The election results show that “the KMT could end up being replaced by other parties if it does not undertake reforms,” KMT Organizational Development Committee Youth Department Director Hsiao Ching-yan (蕭敬嚴) wrote on Facebook.
Attributing the party’s losses to its outdated cross-strait policy and leadership, Hsaio urged it to propose “a new cross-strait discourse that meets the expectation of a majority of Taiwanese.”
The “1992 consensus” is no longer relevant and has been rejected by the public in the elections, he said.
KMT Taipei City Councilor Yu Shu-hui (游淑慧) also urged the party to rethink its cross-strait stance.
Cross-strait policy was a key issue in the presidential election and as Taiwanese have made their choice, “the KMT should respect the DPP’s way of handling cross-strait relations,” she wrote on Facebook.
The KMT should also reconsider the “1992 consensus,” proposed 28 years ago, she said, adding: “If you are wearing a piece of clothing that is out of date and does not fit you, then it is time for you to review it or look for a replacement.”
While many older KMT members seem to agree that the party needs to recruit more young people, they appeared reserved about other proposals.
One of the reasons behind the electoral defeats was the party’s poorly planned presidential primary, which upset some candidates and affected party solidarity, former KMT chairwoman Hung Hsiu-chu (洪秀柱) said.

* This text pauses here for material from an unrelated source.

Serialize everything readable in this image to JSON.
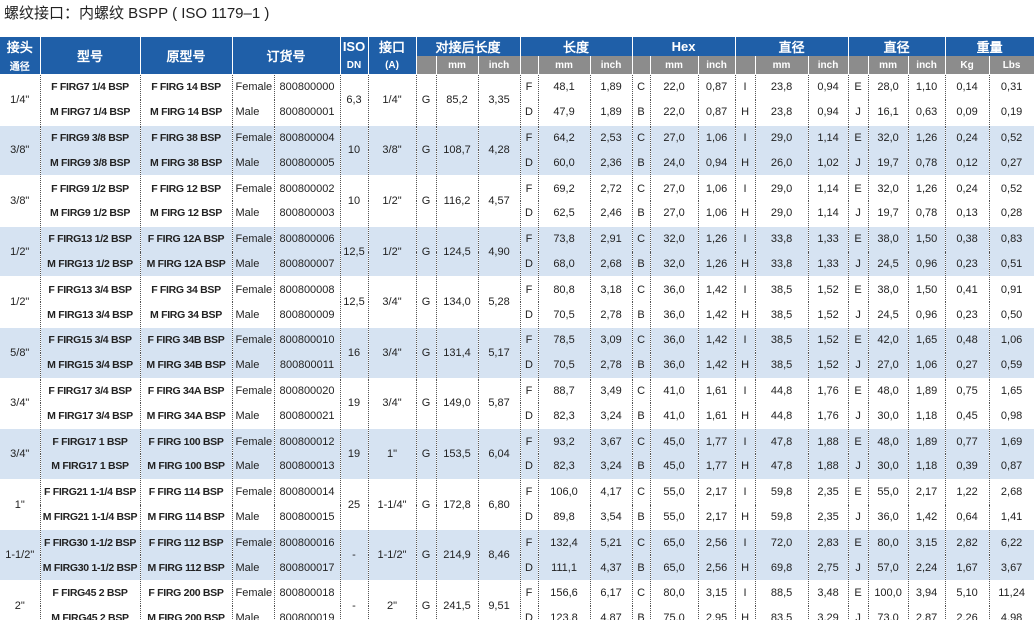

However, due to its historical significance, “the name of the Chinese Nationalist Party must never change,” she added.
More than 20 KMT members — including Yu, Taipei city councilors Lo Chih-chiang (羅智強), Wang Hung-wei (王鴻薇), KMT Legislator Jason Hsu (許毓仁) and Kaohsiung Mayor Han Kuo-yu (韓國瑜) election campaign spokespeople Huang Man-hsin (黃曼昕) and Yeh Yuan-chih (葉元之) — yesterday formed an alliance called “+1” to push for across-the-board reforms within the party.
The alliance demanded that Wu immediately resign his post as chairman, instead of waiting for the KMT Central Standing Committee’s approval on Wednesday, and that he and retired lieutenant general Wu Sz-huai (吳斯懷) withdraw their names from the party’s list of legislator-at-large nominees.